Abstract
In autonomous vehicle (AV) technology, the ability to accurately predict the movements of surrounding vehicles is paramount for ensuring safety and operational efficiency. Incorporating human decision-making insights enables AVs to more effectively anticipate the potential actions of other vehicles, significantly improving prediction accuracy and responsiveness in dynamic environments. This paper introduces the Human-Like Trajectory Prediction (HLTP) model, which adopts a teacher-student knowledge distillation framework inspired by human cognitive processes. The HLTP model incorporates a sophisticated teacher-student knowledge distillation framework. The "teacher" model, equipped with an adaptive visual sector, mimics the visual processing of the human brain, particularly the functions of the occipital and temporal lobes. The "student" model focuses on real-time interaction and decision-making, drawing parallels to prefrontal and parietal cortex functions. This approach allows for dynamic adaptation to changing driving scenarios, capturing essential perceptual cues for accurate prediction. Evaluated using the Macao Connected and Autonomous Driving (MoCAD) dataset, along with the NGSIM and HighD benchmarks, HLTP demonstrates superior performance compared to existing models, particularly in challenging environments with incomplete data. The project page is available at Link.
Model Structure
Overview of the Model Structure:
1. Teacher-Student Knowledge Distillation Framework:
- The Teacher Model: This model simulates the human visual observation process by integrating an adaptive visual sector and a surround-aware encoder. The adaptive visual sector mimics the human brain's visual processing, particularly the occipital and temporal lobes, focusing on how drivers allocate attention based on speed and traffic conditions. The surround-aware encoder is designed to replicate peripheral vision, allowing the model to monitor the broader traffic environment.
- The Student Model: While the teacher model is powerful, it is computationally heavy. The student model is a lightweight version that learns from the teacher through knowledge distillation. It focuses on real-time decision-making and interaction, similar to the functions of the prefrontal and parietal cortex in the human brain. The student model is designed to operate efficiently with fewer data inputs, making it suitable for real-time trajectory prediction.
2. Shift-Window Attention Block (SWA): This component is designed to mimic the selective attention mechanism of the human brain. It operates by focusing on local visual fields, much like how human vision selectively focuses on certain areas. The SWA uses overlapping windows to ensure that the model captures detailed interaction between traffic participants.

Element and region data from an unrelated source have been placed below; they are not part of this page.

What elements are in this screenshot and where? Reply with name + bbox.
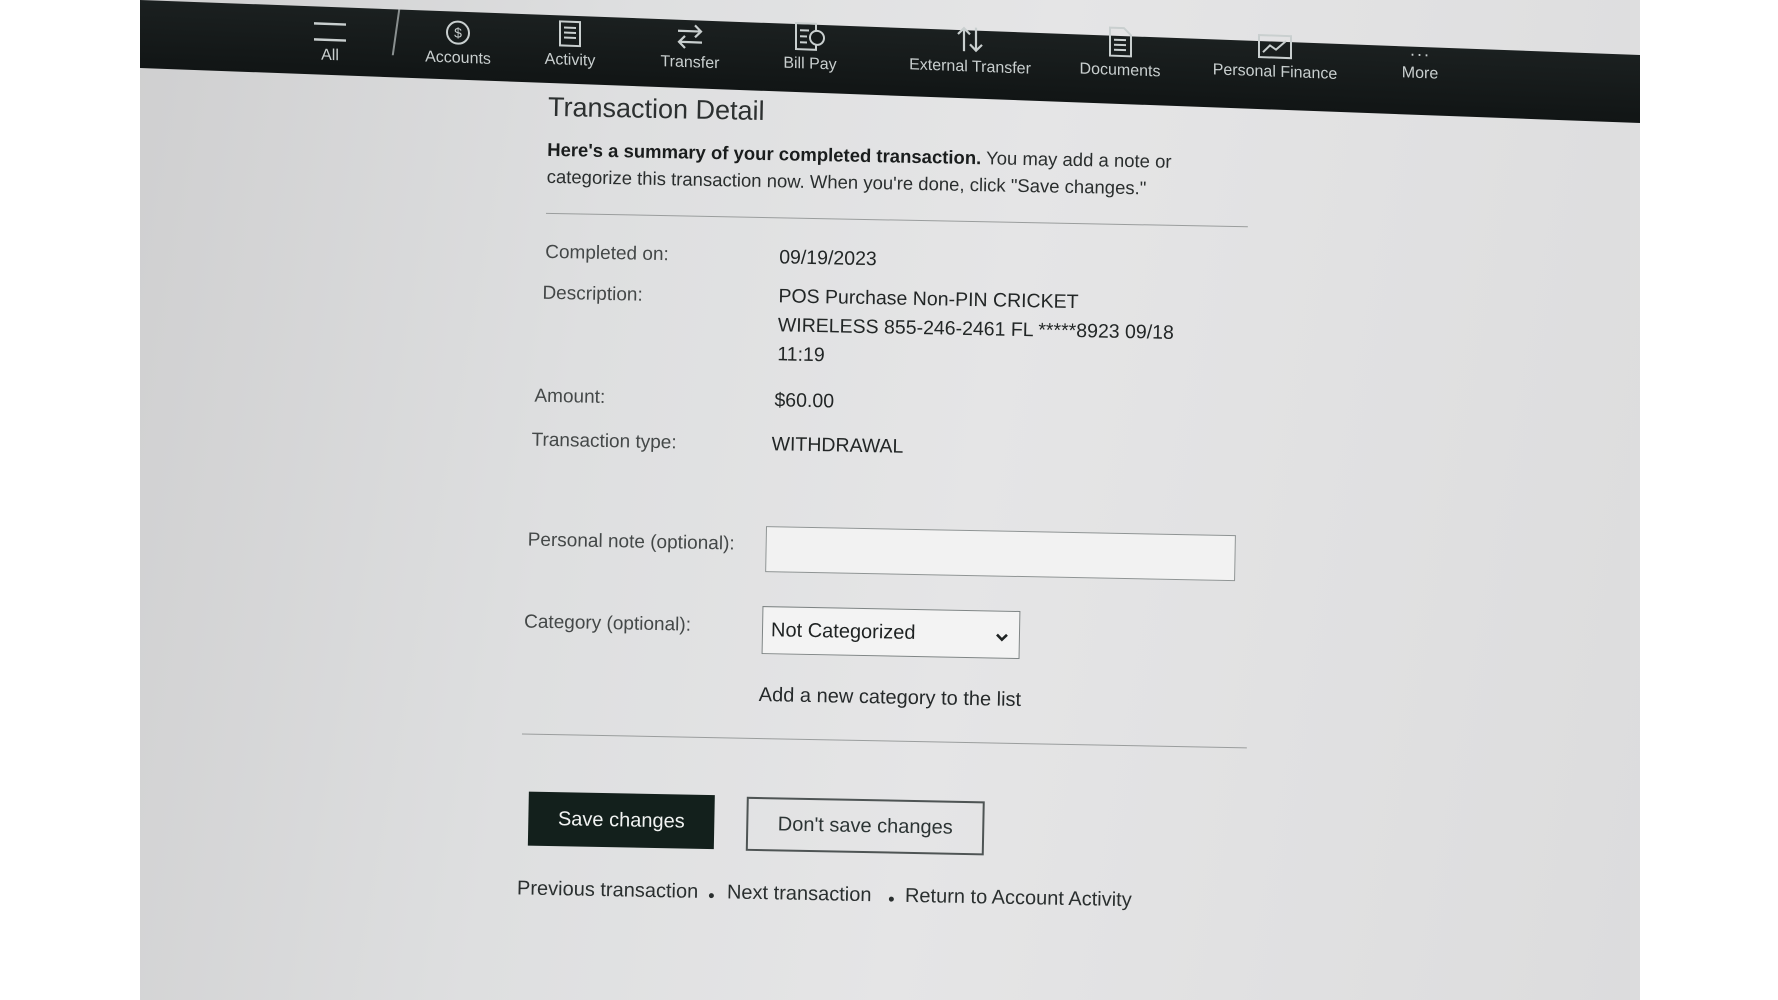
category-selected-value: Not Categorized <box>770 618 916 644</box>
intro-bold-text: Here's a summary of your completed trans… <box>547 138 982 169</box>
divider-top <box>545 212 1248 228</box>
page-title: Transaction Detail <box>547 91 765 127</box>
amount-label: Amount: <box>534 385 606 409</box>
divider-bottom <box>521 733 1247 749</box>
next-transaction-link[interactable]: Next transaction <box>727 881 872 907</box>
description-value: POS Purchase Non-PIN CRICKET WIRELESS 85… <box>777 282 1175 377</box>
description-label: Description: <box>542 282 643 306</box>
previous-transaction-link[interactable]: Previous transaction <box>517 877 699 903</box>
transaction-type-label: Transaction type: <box>531 429 677 454</box>
category-label: Category (optional): <box>523 611 692 636</box>
return-to-account-activity-link[interactable]: Return to Account Activity <box>905 885 1132 912</box>
transaction-type-value: WITHDRAWAL <box>771 433 904 458</box>
save-changes-button[interactable]: Save changes <box>527 791 715 850</box>
dont-save-changes-button[interactable]: Don't save changes <box>745 796 985 856</box>
separator-dot <box>708 893 714 899</box>
personal-note-input[interactable] <box>765 526 1236 582</box>
add-category-link[interactable]: Add a new category to the list <box>759 684 1022 712</box>
intro-text: Here's a summary of your completed trans… <box>546 136 1247 203</box>
screen: All $ Accounts Activity Transfer Bill Pa… <box>140 0 1640 1000</box>
category-select[interactable]: Not Categorized <box>761 606 1021 660</box>
amount-value: $60.00 <box>774 389 835 413</box>
chevron-down-icon <box>995 627 1009 650</box>
separator-dot <box>888 896 894 902</box>
transaction-detail-panel: Transaction Detail Here's a summary of y… <box>140 0 1640 1000</box>
personal-note-label: Personal note (optional): <box>527 529 735 555</box>
completed-on-value: 09/19/2023 <box>778 246 877 271</box>
completed-on-label: Completed on: <box>545 241 669 266</box>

3. Multimodal Decoder:The Multimodal Decoder integrates visual and contextual information from the surround-aware and teacher encoders. It uses a transformer framework to handle sequential data and a Gaussian Mixture Model (GMM) for probabilistic trajectory prediction. This approach allows the model to predict multiple possible future paths, considering different driving maneuvers, which enhances accuracy in dynamic traffic environments.
Experiment Result
Our comprehensive evaluation demonstrates HLTP's superior performance compared to SOTA baselines. HLTP's ``student'' model, trained on only 1.5 seconds of recent trajectory data, surpasses the standard 3-second data reliance of baseline models. It notably achieves gains of 5.2% for short-term (2s) and 13.8% for long-term (5s) predictions on the NGSIM dataset. On the HighD dataset, all models, including HLTP, display fewer inaccuracies due to HighD's precise trajectories and larger data size. While short-term predictions are comparable across models, HLTP excels in long-term forecasting with a 41.6% RMSE improvement for up to 5 seconds. In complex right-hand-drive environments like urban streets and unstructured roads (MoCAD dataset), HLTP's accuracy gains range from 3.3% to 11.3%, underscoring its robustness and adaptability in diverse traffic scenarios.
In our benchmark against SOTA baselines, HLTP and HLTP (s) models demonstrate superior performance across all metrics, while maintaining a minimal parameter count. Despite limited access to many models' source codes, our analysis focuses on open-source options. Remarkably, HLTP (s) achieves high performance with significantly less complexity, reducing parameters by 71.41% and 55.89% compared to WSiP and CS-LSTM, respectively. Furthermore, HLTP (s) efficiently outperforms transformer-based STDAN and CF-LSTM, using 82.34% and 77.79% fewer parameters, respectively. This highlights the efficiency and adaptability of our lightweight ``teacher-student" knowledge distillation framework, offering practitioners a balance between accuracy and computational resource requirements.
Figure showcases the multimodal probabilistic prediction performance of HLTP on the NGSIM dataset, and the velocities of the target vehicle and its surrounding vehicles. The heat maps shown represent the Gaussian Mixture Model of predictions in challenging scenes. These visualizations show that the highest probability predictions of our model are very close to the ground truth, indicating its impressive performance. Additionally, it also visually demonstrates our model's ability to accurately predict complex scenarios such as merging and lane changing, confirming its effectiveness in various traffic situations.